Français, Lucien Humbert est un amateur d’arts et de culture, installé depuis 2008 au centre de Ouagadougou, dans le quartier Koulouba. Il a débaptisé sa maison « Yiri Suma » qui signifie « l'ombre d'un arbre » en dioula, une des langues utilisées en Afrique de l’ouest. Un nom en rapport avec l’arbre qu’il a planté au milieu de sa cour.D’année en année, la galerie d’exposition de Yiri Suma est devenue un centre de gravitation pour les artistes burkinabés.

Lucien Humbert été parmi ceux qui ont lancé le premier Festival des arts plastiques à Ouagadougou en 2009, en mémoire d’Élisabeth Mouillé-Gouin qui s’était beaucoup investie pour le développement de la culture en Afrique de l'ouest.

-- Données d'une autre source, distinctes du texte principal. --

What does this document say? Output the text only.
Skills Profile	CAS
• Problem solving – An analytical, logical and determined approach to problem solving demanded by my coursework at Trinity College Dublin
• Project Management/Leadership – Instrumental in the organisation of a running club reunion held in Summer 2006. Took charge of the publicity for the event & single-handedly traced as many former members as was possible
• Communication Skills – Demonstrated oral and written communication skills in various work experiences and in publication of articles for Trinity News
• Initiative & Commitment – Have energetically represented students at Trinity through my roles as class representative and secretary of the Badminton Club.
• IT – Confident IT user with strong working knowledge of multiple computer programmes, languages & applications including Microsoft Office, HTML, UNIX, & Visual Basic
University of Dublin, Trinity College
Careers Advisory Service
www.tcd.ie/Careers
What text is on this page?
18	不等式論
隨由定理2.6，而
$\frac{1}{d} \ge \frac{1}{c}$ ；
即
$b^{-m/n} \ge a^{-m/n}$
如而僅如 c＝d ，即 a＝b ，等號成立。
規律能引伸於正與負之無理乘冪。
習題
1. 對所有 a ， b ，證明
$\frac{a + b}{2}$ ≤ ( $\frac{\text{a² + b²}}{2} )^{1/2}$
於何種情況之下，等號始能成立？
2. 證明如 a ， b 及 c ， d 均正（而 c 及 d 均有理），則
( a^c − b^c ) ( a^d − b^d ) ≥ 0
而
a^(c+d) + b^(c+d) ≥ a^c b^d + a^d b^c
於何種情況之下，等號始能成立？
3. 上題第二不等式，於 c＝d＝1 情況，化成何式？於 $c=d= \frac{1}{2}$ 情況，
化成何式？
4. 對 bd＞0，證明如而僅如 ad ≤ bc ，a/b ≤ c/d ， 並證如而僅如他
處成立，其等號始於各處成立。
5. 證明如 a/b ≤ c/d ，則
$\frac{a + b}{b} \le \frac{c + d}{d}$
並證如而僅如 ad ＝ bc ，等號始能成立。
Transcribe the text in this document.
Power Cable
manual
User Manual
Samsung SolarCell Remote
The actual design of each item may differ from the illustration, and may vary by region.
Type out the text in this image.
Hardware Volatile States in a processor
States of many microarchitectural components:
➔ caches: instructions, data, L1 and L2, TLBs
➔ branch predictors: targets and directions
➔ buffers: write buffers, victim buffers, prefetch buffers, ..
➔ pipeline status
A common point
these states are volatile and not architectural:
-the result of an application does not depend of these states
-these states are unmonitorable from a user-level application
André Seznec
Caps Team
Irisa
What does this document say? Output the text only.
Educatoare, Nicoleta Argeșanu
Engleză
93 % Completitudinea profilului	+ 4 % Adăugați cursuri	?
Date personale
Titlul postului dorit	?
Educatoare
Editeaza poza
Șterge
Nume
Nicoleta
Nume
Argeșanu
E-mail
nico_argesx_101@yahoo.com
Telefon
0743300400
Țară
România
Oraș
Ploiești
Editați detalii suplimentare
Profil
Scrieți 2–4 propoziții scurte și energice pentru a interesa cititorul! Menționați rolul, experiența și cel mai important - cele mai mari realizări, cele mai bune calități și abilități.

En 2011, avec ses partenaires le Goethe-Institut et l’Institut français, Cap-Ouaga choisit de centrer son festival sur « Les arts plastiques et l’espace urbain », en souhaitant montrer que les arts plastiques permettent de montrer les espaces partagés, publics, autrement.

Dans ce cadre, la première exposition de la Villa Yiri Suma fut consacrée à une vingtaine de photos de monuments de la capitale burkinabé, telle un livre d’histoire du Burkina Faso.

Les Dépêches de Brazzaville (L.D.B.) : Comment l'art urbain est-il arrivé à Ouagadougou?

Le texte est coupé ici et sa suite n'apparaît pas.